With this tool students can now easily check intermediate steps in their solution, e.g., if they work with a correct loop invariant. Instructors can easily establish the correctness of electronically submitted assignments.

Electronic voting (e-voting) systems that are used in public elections need to fulfill a broad range of strong requirements concerning both safety and security. Among those requirements are reliability, robustness, privacy of votes, coercion resistance, and universal verifiability. Bugs in or manipulations of an e-voting system can have considerable influence on society. Therefore, e-voting systems are an obvious target for software verification. This case study proves the preservation of privacy of votes for a basic electronic voting system. Altogether the considered code comprises eight classes and thirteen methods in about 150 lines of code of a rich fragment of Java.

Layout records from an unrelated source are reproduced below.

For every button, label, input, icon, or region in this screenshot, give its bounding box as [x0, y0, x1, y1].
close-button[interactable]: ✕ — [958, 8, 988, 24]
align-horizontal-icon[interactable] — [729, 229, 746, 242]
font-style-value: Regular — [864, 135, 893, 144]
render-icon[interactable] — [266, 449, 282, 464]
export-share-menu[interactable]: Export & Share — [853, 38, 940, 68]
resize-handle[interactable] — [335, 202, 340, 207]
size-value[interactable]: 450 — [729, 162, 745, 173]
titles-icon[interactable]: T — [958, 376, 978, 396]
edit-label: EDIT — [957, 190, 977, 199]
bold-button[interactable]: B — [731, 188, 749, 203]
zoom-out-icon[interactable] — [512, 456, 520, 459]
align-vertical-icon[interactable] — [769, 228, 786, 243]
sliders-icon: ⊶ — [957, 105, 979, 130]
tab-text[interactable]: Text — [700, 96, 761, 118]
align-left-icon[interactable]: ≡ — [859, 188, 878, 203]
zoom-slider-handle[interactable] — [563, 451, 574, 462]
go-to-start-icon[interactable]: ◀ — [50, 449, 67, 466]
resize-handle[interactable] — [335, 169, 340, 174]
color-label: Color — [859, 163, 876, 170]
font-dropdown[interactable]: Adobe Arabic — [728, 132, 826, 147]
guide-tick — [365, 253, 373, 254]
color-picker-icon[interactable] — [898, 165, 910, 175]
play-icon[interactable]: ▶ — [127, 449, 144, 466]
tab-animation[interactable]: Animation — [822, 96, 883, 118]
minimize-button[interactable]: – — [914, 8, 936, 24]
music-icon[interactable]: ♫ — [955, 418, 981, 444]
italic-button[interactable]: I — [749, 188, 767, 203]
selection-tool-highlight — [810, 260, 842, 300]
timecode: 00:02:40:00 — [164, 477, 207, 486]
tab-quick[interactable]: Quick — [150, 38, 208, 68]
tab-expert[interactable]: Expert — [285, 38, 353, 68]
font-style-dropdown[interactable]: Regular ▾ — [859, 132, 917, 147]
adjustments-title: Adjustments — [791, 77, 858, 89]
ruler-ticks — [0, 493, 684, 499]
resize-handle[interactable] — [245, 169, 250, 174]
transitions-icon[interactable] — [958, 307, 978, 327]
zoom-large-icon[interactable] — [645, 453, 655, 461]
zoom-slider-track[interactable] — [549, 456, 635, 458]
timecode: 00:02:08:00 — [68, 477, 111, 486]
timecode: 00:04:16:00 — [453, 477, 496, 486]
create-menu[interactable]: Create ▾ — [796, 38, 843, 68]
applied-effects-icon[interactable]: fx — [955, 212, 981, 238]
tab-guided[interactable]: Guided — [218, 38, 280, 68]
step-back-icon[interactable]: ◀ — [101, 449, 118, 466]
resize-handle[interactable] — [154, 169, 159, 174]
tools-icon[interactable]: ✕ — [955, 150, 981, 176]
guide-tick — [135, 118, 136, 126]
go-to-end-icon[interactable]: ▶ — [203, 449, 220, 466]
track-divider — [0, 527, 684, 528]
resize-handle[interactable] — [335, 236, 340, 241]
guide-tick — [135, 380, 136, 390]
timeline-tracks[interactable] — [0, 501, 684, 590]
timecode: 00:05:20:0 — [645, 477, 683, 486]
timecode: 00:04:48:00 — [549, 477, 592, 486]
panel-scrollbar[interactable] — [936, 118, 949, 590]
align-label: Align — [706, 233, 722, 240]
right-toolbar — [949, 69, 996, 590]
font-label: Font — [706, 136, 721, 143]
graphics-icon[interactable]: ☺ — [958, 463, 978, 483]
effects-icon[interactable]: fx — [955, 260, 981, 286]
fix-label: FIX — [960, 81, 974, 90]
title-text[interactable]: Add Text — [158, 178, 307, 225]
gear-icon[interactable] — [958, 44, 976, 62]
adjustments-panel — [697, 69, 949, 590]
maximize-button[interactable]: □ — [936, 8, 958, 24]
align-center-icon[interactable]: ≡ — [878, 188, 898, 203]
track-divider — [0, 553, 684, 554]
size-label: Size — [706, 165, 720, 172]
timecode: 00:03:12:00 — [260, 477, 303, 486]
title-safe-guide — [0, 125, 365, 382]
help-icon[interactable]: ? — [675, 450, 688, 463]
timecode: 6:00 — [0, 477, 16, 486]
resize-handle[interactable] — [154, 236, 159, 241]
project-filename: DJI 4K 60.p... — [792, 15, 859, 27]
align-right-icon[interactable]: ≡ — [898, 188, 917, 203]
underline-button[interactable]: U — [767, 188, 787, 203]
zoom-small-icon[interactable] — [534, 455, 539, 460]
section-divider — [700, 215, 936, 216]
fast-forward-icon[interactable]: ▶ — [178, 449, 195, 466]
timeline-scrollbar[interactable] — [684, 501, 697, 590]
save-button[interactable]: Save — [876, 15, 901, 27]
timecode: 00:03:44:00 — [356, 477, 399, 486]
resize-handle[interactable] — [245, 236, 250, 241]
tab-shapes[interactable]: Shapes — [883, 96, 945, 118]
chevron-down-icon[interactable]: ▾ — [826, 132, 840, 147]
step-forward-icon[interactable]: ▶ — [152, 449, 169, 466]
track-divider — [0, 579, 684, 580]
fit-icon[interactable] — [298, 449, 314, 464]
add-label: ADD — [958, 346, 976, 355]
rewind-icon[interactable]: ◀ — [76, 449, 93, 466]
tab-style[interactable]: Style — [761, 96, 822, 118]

We discuss a mechanized correctness proof in KeY of Counting sort and Radix sort. Counting sort is an unusual sorting algorithm in the sense that it is based on arithmetic rather than comparisons. Radix sort is tailored to sorting arrays of large numbers. It uses an auxiliary sorting algorithm, such as Counting sort, to sort the digits of the large numbers one-by-one. The correctness of Radix sort requires the stability of the auxiliary sorting algorithm. Stability here means that the order between different occurrences of the same number is preserved. The correctness proof of Counting sort includes a proof of its stability.